Parco della Lessinia, sorpreso a caccia bracconiere recidivo
BOSCO CHIESANUOVA. O.M., 59 anni, è stato «pizzicato» giovedì: rischia l'arresto fino a 6 mesi e un'ammenda. Quando gli agenti lo hanno fermato, l'uomo aveva con sé un fucile per la caccia di volatili ma non aveva ancora prede
Bosco Chiesanuova. È un vizio che non perde quello di andare a caccia nel Parco naturale regionale della Lessinia, O.M., 59 anni, residente in un paese dell'altopiano.
Gli agenti della stazione di Bosco Chiesanuova del Corpo forestale dello Stato, che dall'alba erano di pattuglia nella zona del Monte Cornetto, lo hanno seguito per un po' di tempo prima di bloccarlo verso le 7.30 di giovedì, contestandogli reati contro la legge 157/92 sulla caccia, la 394/91 (legge quadro sui parchi) e la legge regionale 12/90 istitutiva del Parco della Lessinia, nonché contro le norme di attuazione del piano ambientale del Parco.
Gli agenti erano in appostamento nell'area cespugliata e boscata fra il Corno d'Aquilio e il Corno Mozzo, nel Comune di Sant'Anna d'Alfaedo, quando hanno notato la presenza dell'uomo armato, accompagnato da due cani da ferma.

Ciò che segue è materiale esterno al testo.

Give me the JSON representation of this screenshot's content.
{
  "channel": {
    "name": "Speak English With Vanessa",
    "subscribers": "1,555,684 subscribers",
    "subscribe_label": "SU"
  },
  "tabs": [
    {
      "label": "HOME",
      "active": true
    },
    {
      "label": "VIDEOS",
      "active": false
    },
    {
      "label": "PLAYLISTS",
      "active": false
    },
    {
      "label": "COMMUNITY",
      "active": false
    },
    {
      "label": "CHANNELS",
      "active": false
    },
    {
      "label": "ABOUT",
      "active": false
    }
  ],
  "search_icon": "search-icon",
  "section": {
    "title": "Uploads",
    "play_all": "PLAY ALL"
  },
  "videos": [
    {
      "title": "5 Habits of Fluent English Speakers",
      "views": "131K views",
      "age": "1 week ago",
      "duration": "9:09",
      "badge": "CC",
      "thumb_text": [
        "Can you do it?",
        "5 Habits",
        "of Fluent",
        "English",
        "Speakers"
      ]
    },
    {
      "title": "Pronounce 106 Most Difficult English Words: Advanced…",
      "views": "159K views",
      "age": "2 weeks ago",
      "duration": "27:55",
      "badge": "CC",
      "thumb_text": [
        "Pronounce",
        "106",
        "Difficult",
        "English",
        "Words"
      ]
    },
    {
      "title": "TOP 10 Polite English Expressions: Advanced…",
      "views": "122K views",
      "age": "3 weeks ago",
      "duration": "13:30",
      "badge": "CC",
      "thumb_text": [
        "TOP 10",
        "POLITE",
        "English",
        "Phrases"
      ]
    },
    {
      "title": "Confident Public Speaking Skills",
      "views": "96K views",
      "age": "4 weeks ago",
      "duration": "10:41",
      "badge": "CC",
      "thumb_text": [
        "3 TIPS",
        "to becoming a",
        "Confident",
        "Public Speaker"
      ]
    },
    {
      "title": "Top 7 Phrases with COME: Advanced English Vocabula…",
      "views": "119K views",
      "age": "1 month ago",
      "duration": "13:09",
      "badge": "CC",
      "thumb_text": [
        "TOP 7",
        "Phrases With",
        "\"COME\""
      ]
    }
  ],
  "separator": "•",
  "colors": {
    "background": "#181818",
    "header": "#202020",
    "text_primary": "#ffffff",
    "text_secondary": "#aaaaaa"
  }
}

I suoi movimenti erano inequivocabilmente quelli di persona intenta alla caccia, ma era per alcune centinaia di metri all'interno dell'area protetta nella quale è vietata qualsiasi attività venatoria.
Quando gli agenti lo hanno fermato, aveva con sé un fucile calibro 20 adatto alla caccia a volatili, ma non aveva ancora sparato né aveva prede nel suo carniere.
L'uomo era già stato denunciato dal Corpo forestale dello Stato nel 2007 sempre perché sorpreso a cacciare all'interno del Parco della Lessinia, nei pressi di Malga Rambalda nuova, sopra il Vajo dei Falconi, nel comune di Erbezzo e in quell'occasione aveva con sé anche una lepre e una beccaccia impallinati.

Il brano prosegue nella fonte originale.